In message <5B3D6975.2060508@grosbein.net>, Eugene Grosbein writes:
> 05.07.2018 7:03, George Mitchell пишет:
> > Every thirty minutes, smartd is telling me:
> > 
> > Device: /dev/ada1, 2 Currently unreadable (pending) sectors
> > Device: /dev/ada1, 2 Offline uncorrectable sectors
> > 
> > smartctl -a /dev/ada1 seems to be reassuring me that everything is
> > fine (SMART overall-health self-assessment test result: PASSED),
>
> If that would say FAILED, you should be replacing the disk immediately.
> PASSED does not mean it has no problems, but problems are not fatal (yet).
>
> > though it also says:
> > 
> > 197 Current_Pending_Sector  0x0032   200   200   000    Old_age   Always
> >       -       2
> > 198 Offline_Uncorrectable   0x0030   200   200   000    Old_age
> > Offline      -       2
> > 
> > which sounds like it confirms the log message above.  The disk is
> > part of a zraid pool whose "zpool status" also says everything is
> > okay.  What's the recommended action at this point?     -- George
>
> You need to force the disk performing rewrite of those two bad sectors.
> There is a possibility they are just an example of "soft bad" and in that eve
> nt
> the problem will just disappear without new remaps, that would be best possbl
> e case.
>
> Or two sectors could happen really bad and remap will "fix" (really hide) the
>  problem,
> in that case you should be ready for possible increasing number of bad sector
> s
> and have a replacement handy.
>
> First step is running zpool scrub or even replace the disk and run "dd if=/de
> v/zero of=/dev/ada1".

A better option would be to determine which blocks had the issue. Then 
use dd if=/dev/ada1 of=/dev/ada1 iseek=<the bad block> oseek=<bad block>
 count=<number of bad blocks>

Alternatively you can dd_rescue -d -s <input block #> -S <output block 
#> /dev/ada1 /dev/ada1

Failing that dd_rescue the whole device. Make sure your zpool has been 
exported. If "repairing" a UFS root filesystem, use single user mode or 
the machine will panic, though no loss of data, just a PITA.


This avoids loss of data.

Ideally your best bet would be to back up the data and write zeros, 
ones, and some random data. This "exercises" each sector such that 
there is less chance of having the same magnetic transitions 
interfering with each other. The reason is that an actuator never 
writes to the same area of disk because of variations in actuator 
movement. Phantom transitions have a slight chance of having effect.

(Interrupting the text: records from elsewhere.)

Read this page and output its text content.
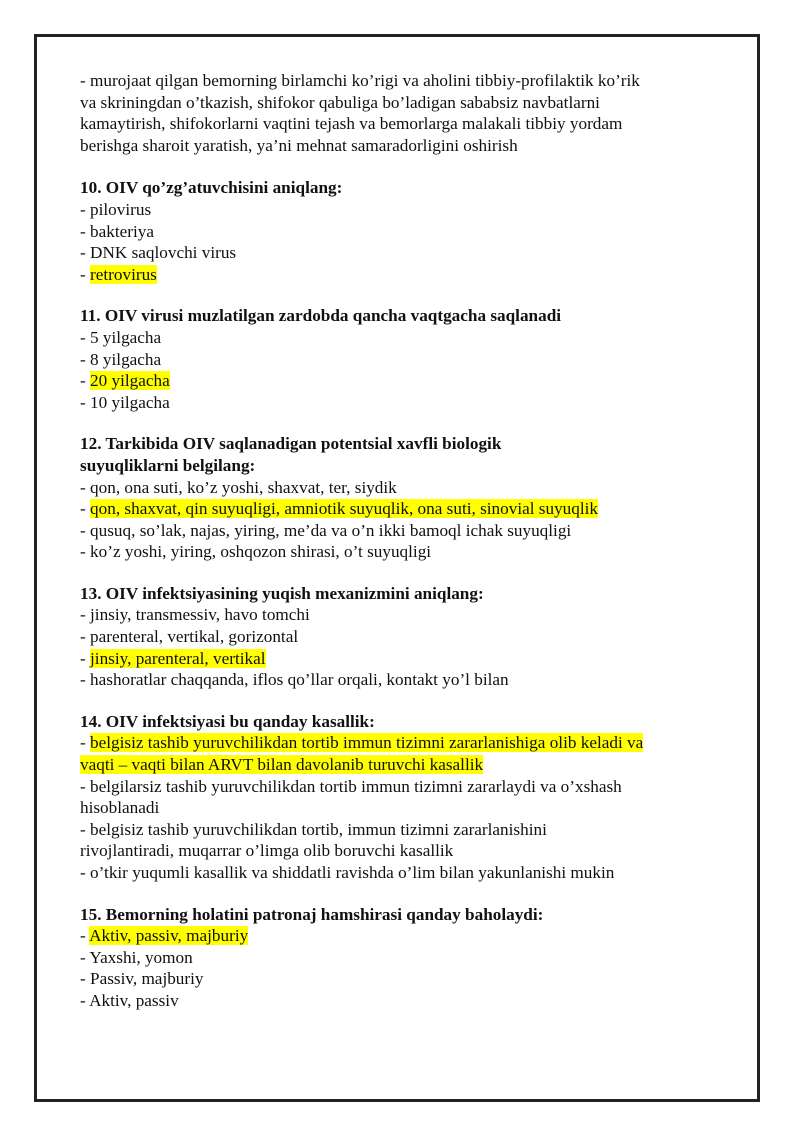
- murojaat qilgan bemorning birlamchi ko’rigi va aholini tibbiy-profilaktik ko’rik
va skriningdan o’tkazish, shifokor qabuliga bo’ladigan sababsiz navbatlarni
kamaytirish, shifokorlarni vaqtini tejash va bemorlarga malakali tibbiy yordam
berishga sharoit yaratish, ya’ni mehnat samaradorligini oshirish
10. OIV qo’zg’atuvchisini aniqlang:
- pilovirus
- bakteriya
- DNK saqlovchi virus
- retrovirus
11. OIV virusi muzlatilgan zardobda qancha vaqtgacha saqlanadi
- 5 yilgacha
- 8 yilgacha
- 20 yilgacha
- 10 yilgacha
12. Tarkibida OIV saqlanadigan potentsial xavfli biologik
suyuqliklarni belgilang:
- qon, ona suti, ko’z yoshi, shaxvat, ter, siydik
- qon, shaxvat, qin suyuqligi, amniotik suyuqlik, ona suti, sinovial suyuqlik
- qusuq, so’lak, najas, yiring, me’da va o’n ikki bamoql ichak suyuqligi
- ko’z yoshi, yiring, oshqozon shirasi, o’t suyuqligi
13. OIV infektsiyasining yuqish mexanizmini aniqlang:
- jinsiy, transmessiv, havo tomchi
- parenteral, vertikal, gorizontal
- jinsiy, parenteral, vertikal
- hashoratlar chaqqanda, iflos qo’llar orqali, kontakt yo’l bilan
14. OIV infektsiyasi bu qanday kasallik:
- belgisiz tashib yuruvchilikdan tortib immun tizimni zararlanishiga olib keladi va
vaqti – vaqti bilan ARVT bilan davolanib turuvchi kasallik
- belgilarsiz tashib yuruvchilikdan tortib immun tizimni zararlaydi va o’xshash
hisoblanadi
- belgisiz tashib yuruvchilikdan tortib, immun tizimni zararlanishini
rivojlantiradi, muqarrar o’limga olib boruvchi kasallik
- o’tkir yuqumli kasallik va shiddatli ravishda o’lim bilan yakunlanishi mukin
15. Bemorning holatini patronaj hamshirasi qanday baholaydi:
- Aktiv, passiv, majburiy
- Yaxshi, yomon
- Passiv, majburiy
- Aktiv, passiv
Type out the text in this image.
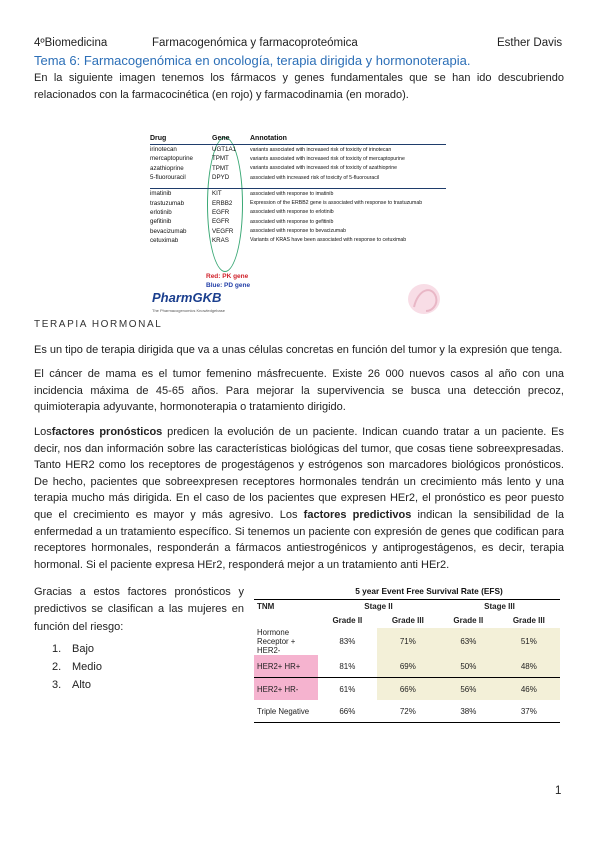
4ºBiomedicina	Farmacogenómica y farmacoproteómica	Esther Davis
Tema 6: Farmacogenómica en oncología, terapia dirigida y hormonoterapia.
En la siguiente imagen tenemos los fármacos y genes fundamentales que se han ido descubriendo relacionados con la farmacocinética (en rojo) y farmacodinamia (en morado).
Drug	Gene	Annotation
irinotecan	UGT1A1	variants associated with increased risk of toxicity of irinotecan
mercaptopurine	TPMT	variants associated with increased risk of toxicity of mercaptopurine
azathioprine	TPMT	variants associated with increased risk of toxicity of azathioprine
5-fluorouracil	DPYD	associated with increased risk of toxicity of 5-fluorouracil

imatinib	KIT	associated with response to imatinib
trastuzumab	ERBB2	Expression of the ERBB2 gene is associated with response to trastuzumab
erlotinib	EGFR	associated with response to erlotinib
gefitinib	EGFR	associated with response to gefitinib
bevacizumab	VEGFR	associated with response to bevacizumab
cetuximab	KRAS	Variants of KRAS have been associated with response to cetuximab
Red: PK gene
Blue: PD gene
PharmGKB
The Pharmacogenomics Knowledgebase
TERAPIA HORMONAL
Es un tipo de terapia dirigida que va a unas células concretas en función del tumor y la expresión que tenga.
El cáncer de mama es el tumor femenino másfrecuente. Existe 26 000 nuevos casos al año con una incidencia máxima de 45-65 años. Para mejorar la supervivencia se busca una detección precoz, quimioterapia adyuvante, hormonoterapia o tratamiento dirigido.
Losfactores pronósticos predicen la evolución de un paciente. Indican cuando tratar a un paciente. Es decir, nos dan información sobre las características biológicas del tumor, que cosas tiene sobreexpresadas. Tanto HER2 como los receptores de progestágenos y estrógenos son marcadores biológicos pronósticos. De hecho, pacientes que sobreexpresen receptores hormonales tendrán un crecimiento más lento y una terapia mucho más dirigida. En el caso de los pacientes que expresen HEr2, el pronóstico es peor puesto que el crecimiento es mayor y más agresivo. Los factores predictivos indican la sensibilidad de la enfermedad a un tratamiento específico. Si tenemos un paciente con expresión de genes que codifican para receptores hormonales, responderán a fármacos antiestrogénicos y antiprogestágenos, es decir, terapia hormonal. Si el paciente expresa HEr2, responderá mejor a un tratamiento anti HEr2.
Gracias a estos factores pronósticos y predictivos se clasifican a las mujeres en función del riesgo:
1. Bajo
2. Medio
3. Alto
5 year Event Free Survival Rate (EFS)
TNM	Stage II		Stage III	
	Grade II	Grade III	Grade II	Grade III
Hormone Receptor + HER2-	83%	71%	63%	51%
HER2+ HR+	81%	69%	50%	48%
HER2+ HR-	61%	66%	56%	46%
Triple Negative	66%	72%	38%	37%
1
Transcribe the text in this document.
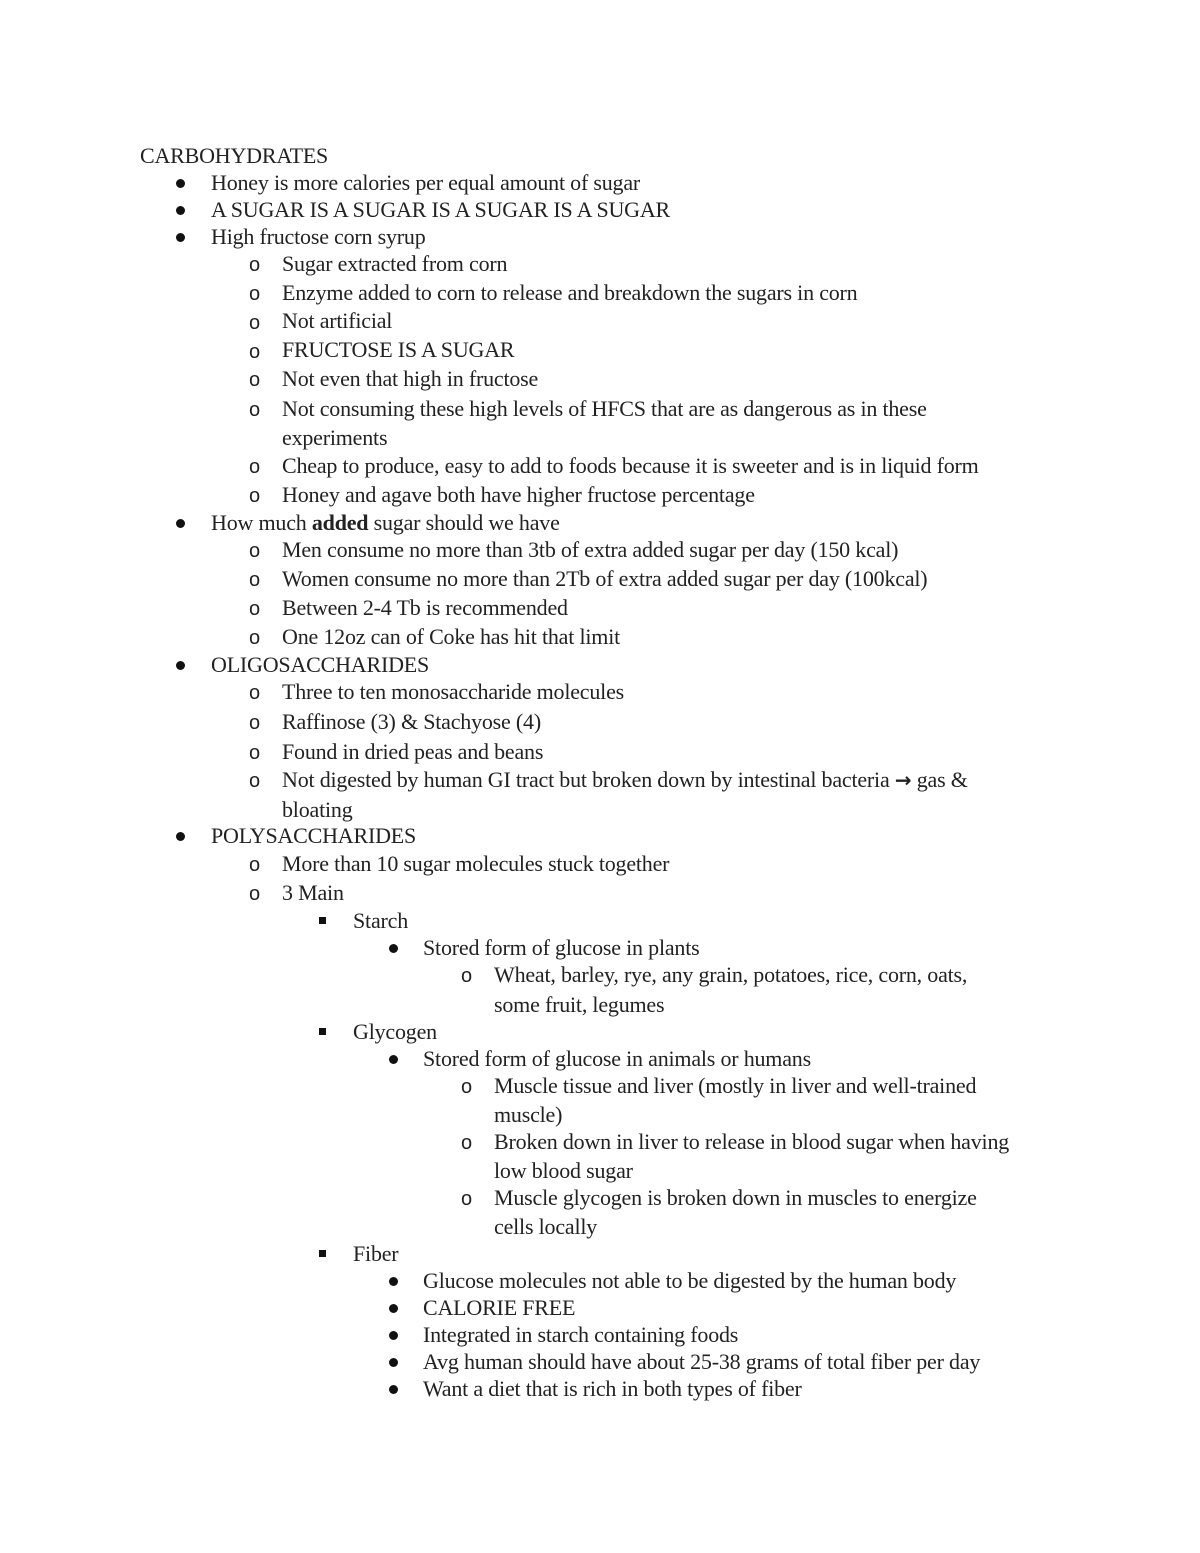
CARBOHYDRATES
Honey is more calories per equal amount of sugar
A SUGAR IS A SUGAR IS A SUGAR IS A SUGAR
High fructose corn syrup
o Sugar extracted from corn
o Enzyme added to corn to release and breakdown the sugars in corn
o Not artificial
o FRUCTOSE IS A SUGAR
o Not even that high in fructose
o Not consuming these high levels of HFCS that are as dangerous as in these
experiments
o Cheap to produce, easy to add to foods because it is sweeter and is in liquid form
o Honey and agave both have higher fructose percentage
How much added sugar should we have
o Men consume no more than 3tb of extra added sugar per day (150 kcal)
o Women consume no more than 2Tb of extra added sugar per day (100kcal)
o Between 2-4 Tb is recommended
o One 12oz can of Coke has hit that limit
OLIGOSACCHARIDES
o Three to ten monosaccharide molecules
o Raffinose (3) & Stachyose (4)
o Found in dried peas and beans
o Not digested by human GI tract but broken down by intestinal bacteria → gas &
bloating
POLYSACCHARIDES
o More than 10 sugar molecules stuck together
o 3 Main
Starch
Stored form of glucose in plants
o Wheat, barley, rye, any grain, potatoes, rice, corn, oats,
some fruit, legumes
Glycogen
Stored form of glucose in animals or humans
o Muscle tissue and liver (mostly in liver and well-trained
muscle)
o Broken down in liver to release in blood sugar when having
low blood sugar
o Muscle glycogen is broken down in muscles to energize
cells locally
Fiber
Glucose molecules not able to be digested by the human body
CALORIE FREE
Integrated in starch containing foods
Avg human should have about 25-38 grams of total fiber per day
Want a diet that is rich in both types of fiber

Finally, if after going through this exercise the bad sectors are not 
remapped or clear up only to show up as bad later then replace the 
disk. Of course if your data is critically important then replace the 
disk right away. You don't know how quickly your disk is aging or 
deteriorating until it's too late.

On the positive side, I've been able to resurrect many disks this way. 
If in a critical server (my main machine or firewall) I replace the 
disk immediately, moving the one experiencing errors to a testbed 
machine, one I don't mind losing data as it's easily reproduced or 
replicated from the main machine. Many times the flaky disks don't 
complain while in my testbed for years before dying.

YMMV


-- 
Cheers,
Cy Schubert <Cy.Schubert@cschubert.com>
FreeBSD UNIX:  <cy@FreeBSD.org>   Web:  http://www.FreeBSD.org

	The need of the many outweighs the greed of the few.